Publié le 12 May 2022 - 09:26
ORGANISATION POUR LA MISE EN VALEUR DU FLEUVE SÉNÉGAL (OMVS)

50 ans de défis et de succès

 

L’OMVS fête son cinquantenaire sous de bons auspices. L’organisation sous-régionale vient de recevoir le Grand Prix Hassan II pour l'eau. Hier, à Dakar, son haut-commissaire, Hamed Diané Séméga, est longuement revenu sur les succès et les défis qui attendent l’organisation qui espère poursuivre sa montée en puissance, au bénéfice de ses pays membres. 

 

Dans le cadre de la célébration de ses cinquante ans d'existence, l'OMVS, par la voix de son haut-commissaire Hamed Diané Séméga, a dressé, hier, un bilan d’étape qui se veut satisfaisant. Il a été question de la production d'énergie, des potentialités agricoles et, entre autres, des infrastructures, notamment des barrages à construire pour augmenter les capacités de l’organisation.

"L’offre d’énergie de l’Organisation pour la mise en valeur du fleuve Sénégal (OMVS) a permis de réduire considérablement la production thermique très coûteuse. En Afrique de l’Ouest, les pays font face à d’importants défis agricoles et énergétiques. Pour leur venir en aide, l’OMVS a construit quatre barrages hydroélectriques (Diama, Manantali, Félou et Gouina)", a rappelé Hamed Diané Séméga.

En parlant des apports considérables de l'organisation, il a ajouté : "Avec les aménagements hydroélectriques, la puissance installée est de 400 MW, dont 200 MW en provenance de Manantali, 60 MW de Félou et 140 MW de Gouina. Les États membres économisent, chaque année, plusieurs milliards de francs CFA."

Ainsi, selon le patron de l'OMVS, ces installations ont permis d’assurer la couverture de 40 à 50 % des besoins en électricité du Mali, 20 à 30 % de la Mauritanie et 10 à 12 % des besoins en électricité du Sénégal. Mieux, poursuit-il, ces barrages et lignes de transport de l’énergie électrique ont contribué à l’amélioration de la qualité et de la continuité de la fourniture d’électricité au Mali, en Mauritanie et au Sénégal. Ces trois pays constituant, avec la Guinée, les membres de cette organisation régionale.

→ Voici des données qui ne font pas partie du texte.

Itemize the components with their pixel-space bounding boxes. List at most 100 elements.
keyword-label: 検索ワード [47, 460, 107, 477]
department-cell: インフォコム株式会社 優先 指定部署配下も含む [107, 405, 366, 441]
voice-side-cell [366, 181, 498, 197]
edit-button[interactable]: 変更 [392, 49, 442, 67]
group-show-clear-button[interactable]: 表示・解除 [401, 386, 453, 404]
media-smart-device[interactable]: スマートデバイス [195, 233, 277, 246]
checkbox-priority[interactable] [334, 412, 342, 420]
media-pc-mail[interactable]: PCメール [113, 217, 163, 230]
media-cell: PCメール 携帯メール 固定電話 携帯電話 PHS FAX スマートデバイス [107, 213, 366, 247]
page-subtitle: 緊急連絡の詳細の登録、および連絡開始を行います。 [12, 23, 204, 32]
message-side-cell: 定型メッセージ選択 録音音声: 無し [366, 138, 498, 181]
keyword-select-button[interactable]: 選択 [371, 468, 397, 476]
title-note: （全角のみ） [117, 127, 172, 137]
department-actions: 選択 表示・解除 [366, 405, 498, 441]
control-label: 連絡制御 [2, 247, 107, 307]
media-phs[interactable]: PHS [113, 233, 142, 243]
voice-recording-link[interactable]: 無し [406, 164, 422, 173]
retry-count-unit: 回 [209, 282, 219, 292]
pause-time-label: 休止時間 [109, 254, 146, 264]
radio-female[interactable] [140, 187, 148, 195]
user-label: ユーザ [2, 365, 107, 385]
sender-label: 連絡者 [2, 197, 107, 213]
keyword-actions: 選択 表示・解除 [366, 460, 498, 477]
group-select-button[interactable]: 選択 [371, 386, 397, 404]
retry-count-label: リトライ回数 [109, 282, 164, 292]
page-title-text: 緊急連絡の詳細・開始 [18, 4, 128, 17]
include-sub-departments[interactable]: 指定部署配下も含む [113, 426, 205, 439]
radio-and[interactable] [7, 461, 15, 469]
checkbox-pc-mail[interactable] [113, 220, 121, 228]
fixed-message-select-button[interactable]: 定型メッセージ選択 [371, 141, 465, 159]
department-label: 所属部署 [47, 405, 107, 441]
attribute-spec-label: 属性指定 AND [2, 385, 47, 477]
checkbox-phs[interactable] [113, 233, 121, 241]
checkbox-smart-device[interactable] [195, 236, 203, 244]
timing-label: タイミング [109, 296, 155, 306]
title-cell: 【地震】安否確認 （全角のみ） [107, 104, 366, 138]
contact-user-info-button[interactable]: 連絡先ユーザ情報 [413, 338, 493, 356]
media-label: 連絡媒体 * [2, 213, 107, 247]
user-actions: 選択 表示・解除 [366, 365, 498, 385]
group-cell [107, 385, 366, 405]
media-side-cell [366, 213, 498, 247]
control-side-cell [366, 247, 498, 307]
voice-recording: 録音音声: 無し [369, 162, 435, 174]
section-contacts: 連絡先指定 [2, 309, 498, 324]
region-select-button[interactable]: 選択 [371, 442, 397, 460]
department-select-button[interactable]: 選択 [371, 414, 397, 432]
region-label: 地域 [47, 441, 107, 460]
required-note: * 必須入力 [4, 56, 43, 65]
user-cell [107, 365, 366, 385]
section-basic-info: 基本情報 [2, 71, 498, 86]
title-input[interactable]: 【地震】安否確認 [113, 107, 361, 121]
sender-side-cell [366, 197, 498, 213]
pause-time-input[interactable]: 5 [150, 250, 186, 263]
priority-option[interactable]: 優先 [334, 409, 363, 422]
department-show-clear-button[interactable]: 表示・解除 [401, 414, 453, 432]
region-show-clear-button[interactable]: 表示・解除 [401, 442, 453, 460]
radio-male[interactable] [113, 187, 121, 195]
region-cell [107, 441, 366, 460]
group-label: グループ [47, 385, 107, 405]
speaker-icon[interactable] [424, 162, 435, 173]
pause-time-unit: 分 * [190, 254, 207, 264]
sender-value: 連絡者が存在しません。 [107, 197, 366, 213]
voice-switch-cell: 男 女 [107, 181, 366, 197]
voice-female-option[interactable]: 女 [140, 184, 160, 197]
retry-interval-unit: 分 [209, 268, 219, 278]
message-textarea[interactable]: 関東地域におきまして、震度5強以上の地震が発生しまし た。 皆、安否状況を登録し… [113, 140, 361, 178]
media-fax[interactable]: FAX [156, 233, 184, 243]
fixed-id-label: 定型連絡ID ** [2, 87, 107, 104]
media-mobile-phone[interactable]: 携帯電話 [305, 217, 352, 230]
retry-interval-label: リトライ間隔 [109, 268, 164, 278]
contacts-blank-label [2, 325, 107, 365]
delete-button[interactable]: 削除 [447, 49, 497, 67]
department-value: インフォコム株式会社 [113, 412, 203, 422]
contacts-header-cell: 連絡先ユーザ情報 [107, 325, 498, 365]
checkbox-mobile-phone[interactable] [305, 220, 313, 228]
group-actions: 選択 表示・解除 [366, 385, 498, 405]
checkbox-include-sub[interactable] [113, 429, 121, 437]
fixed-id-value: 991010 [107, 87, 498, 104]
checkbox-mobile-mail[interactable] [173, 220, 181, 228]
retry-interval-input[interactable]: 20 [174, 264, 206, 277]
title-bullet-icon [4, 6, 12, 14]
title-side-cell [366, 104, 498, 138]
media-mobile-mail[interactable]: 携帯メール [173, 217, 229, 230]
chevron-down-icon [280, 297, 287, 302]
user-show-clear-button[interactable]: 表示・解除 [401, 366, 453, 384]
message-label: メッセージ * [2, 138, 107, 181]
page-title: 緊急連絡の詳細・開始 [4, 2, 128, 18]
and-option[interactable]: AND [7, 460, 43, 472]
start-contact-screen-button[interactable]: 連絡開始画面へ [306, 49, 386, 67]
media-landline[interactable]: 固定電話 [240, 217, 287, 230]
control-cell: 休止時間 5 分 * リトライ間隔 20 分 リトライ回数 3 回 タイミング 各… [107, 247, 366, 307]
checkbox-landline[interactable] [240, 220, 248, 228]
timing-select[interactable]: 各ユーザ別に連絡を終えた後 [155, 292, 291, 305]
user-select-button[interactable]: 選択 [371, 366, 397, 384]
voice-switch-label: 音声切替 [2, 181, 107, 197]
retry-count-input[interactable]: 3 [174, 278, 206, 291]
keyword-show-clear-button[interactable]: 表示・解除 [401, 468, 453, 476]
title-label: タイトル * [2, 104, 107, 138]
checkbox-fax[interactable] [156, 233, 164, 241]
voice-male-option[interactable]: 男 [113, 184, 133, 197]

‘’L'hydroélectrique est propre et accessible. Donc, pourquoi s'en priver ?’’

Toutefois, le haut-commissaire note une sous-exploitation des potentialités du fleuve. "Le potentiel hydroélectrique existe, mais il est sous-exploité. Il faut donc construire plus de barrages. D'autant plus que l'hydroélectrique est propre et accessible. Donc, pourquoi s'en priver ? Sans oublier également les barrages à vocation énergétique permettant aux États membres de l'OMVS d'économiser une manne très importante d'argent qu'ils pourraient réinvestir ailleurs", s’interroge M. Séméga.

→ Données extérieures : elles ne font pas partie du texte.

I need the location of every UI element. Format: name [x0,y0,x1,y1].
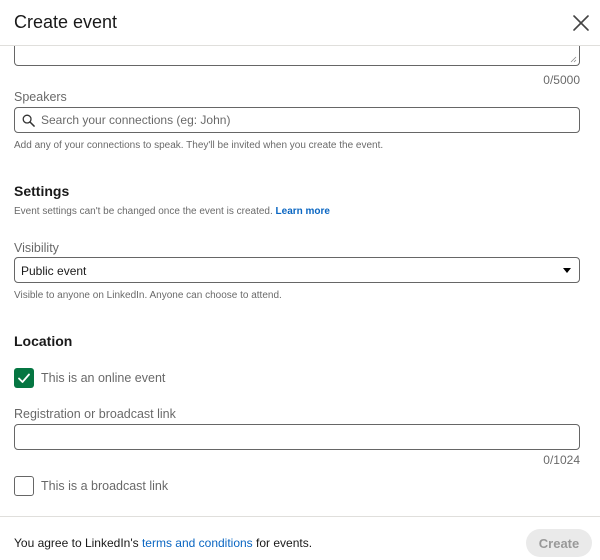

Mais comme dans toute entité, tout n'est pas rose à l'OMVS. Et il a bien voulu l'admettre. "La Falémé, pour dire les choses clairement, agonise. Si on est arrivé-là, il y a la main de l'homme. L'orpaillage anarchique et les déchets miniers sont passés par là. L'orpaillage anarchique tue le fleuve, pour faire court", regrette le haut-commissaire, qui promet des solutions idoines.

Le ‘’Nobel de l’eau’’

Évoquant sur le Grand Prix Hassan II pour l’eau qu’il considère comme le ‘’Nobel de l’eau’’, il a soutenu que l’OMVS le mérite, car elle s’est positionnée comme "un facteur de stabilité, de développement, de construction de la paix" et comme "un modèle qui fonctionne et qui donne tort aux afro-pessimistes". À ce propos, le haut-commissaire souligne que l'organisation qu'il dirige est un "parfait exemple d'intégration africaine réussie". C’est pourquoi il considère cette distinction comme un challenge ultime. "Le prix Hassan 2 signifie pour nous aussi qu'il faut mettre les bouchées doubles pour demeurer au sommet. En effet, le vrai défi commence maintenant pour nous", a-t-il affirmé.

À cela, Hassan Naciri, l’ambassadeur du Maroc au Sénégal, a ajouté que la distinction de l’OMVS est l’aboutissement "d’un travail très rigoureux mené avec des recherches, des évaluations et des déplacements". "L’OMVS n’a pas été distinguée fortuitement. Elle participe à tous les efforts de développement humain dans les États membres. C’est une belle aventure qui renforce les liens déjà existants entre les peuples, grâce à la gestion paisible de l’eau du fleuve Sénégal. En outre, pour cette récompense dont la motivation est passée de 100 à 500 000 dollars, l'OMVS a été choisie à l'unanimité", a confié le diplomate marocain.